We used a leaflet to draw a geo-graph which contains demographic variables in the police precinct data that may relate to the crime rate in New York City. The graph illustrates that the crime rates are really different in various districts. The darker the color, the higher crime rates. The areas with high proportions are distributed by Brooklyn and Manhattan, especially in the east side of Brooklyn and west upper side of Manhattan.

The Distribution of Different Crime Types

nypd <- nypd %>% slice_sample(n = 100)
pal = colorFactor(palette = c("#E41A1C", "#4DAF4A","#377EB8"), domain = nypd$LAW_CAT_CD)
color = pal(nypd$LAW_CAT_CD)
popup_info <- paste("Status of Crime:",nypd$CRM_ATPT_CPTD_CD,
                 "Specific location of occurrence:",nypd$LOC_OF_OCCUR_DESC,
                 "Patrol Borough:",nypd$PATROL_BORO)
leaflet(nypd) %>%
      addProviderTiles("Stamen.TonerLite") %>% #
      addCircles(col=color,popup = popup_info)%>%
      addLegend(pal = pal,values = nypd$LAW_CAT_CD, title = "Level of Offense")

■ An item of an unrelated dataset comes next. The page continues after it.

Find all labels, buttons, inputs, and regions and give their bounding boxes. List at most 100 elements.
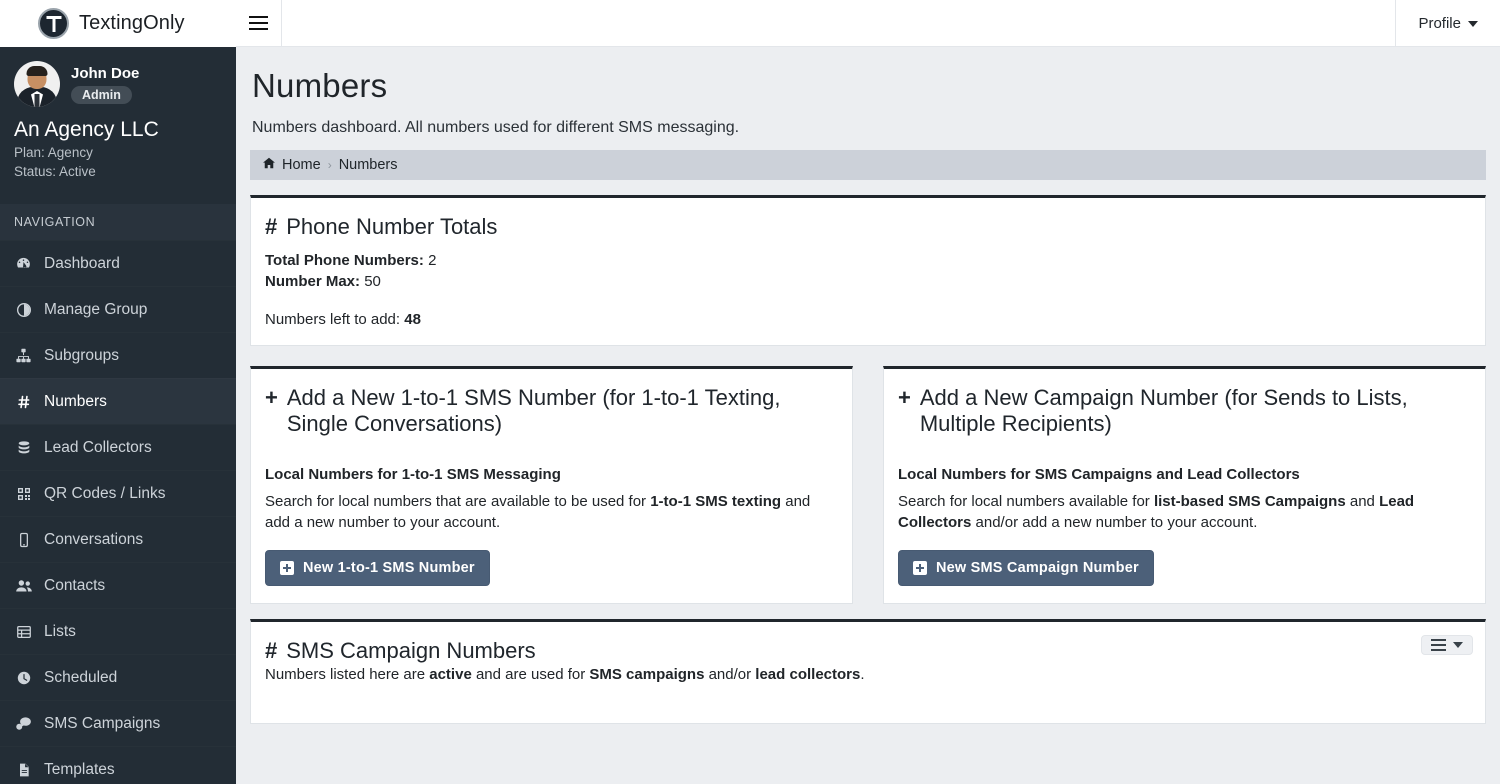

Lastly, we also used graphs to demonstrate the level of offense distributed in New York. Red means Felony. Misdemeanor is a green spot. Violation is the blue dot. The blue color, which is a misdemeanor, scatters all over the New York City area. It has the highest happen rate which is concentrated in the Brooklyn and Manhattan area. Then there is the felony which is much lower than the first crime type. The violation just maintains a small portion of the whole area.

Conclusion

In Summary, the data visualization helps us better understand the crime destruction and pattern in New York City. Contrary to what we used to believe crime happens during the time, noon has the highest occurrence possibility. Besides Brooklyn has a high crime report rate, we should pay attention to the safety issue in this area.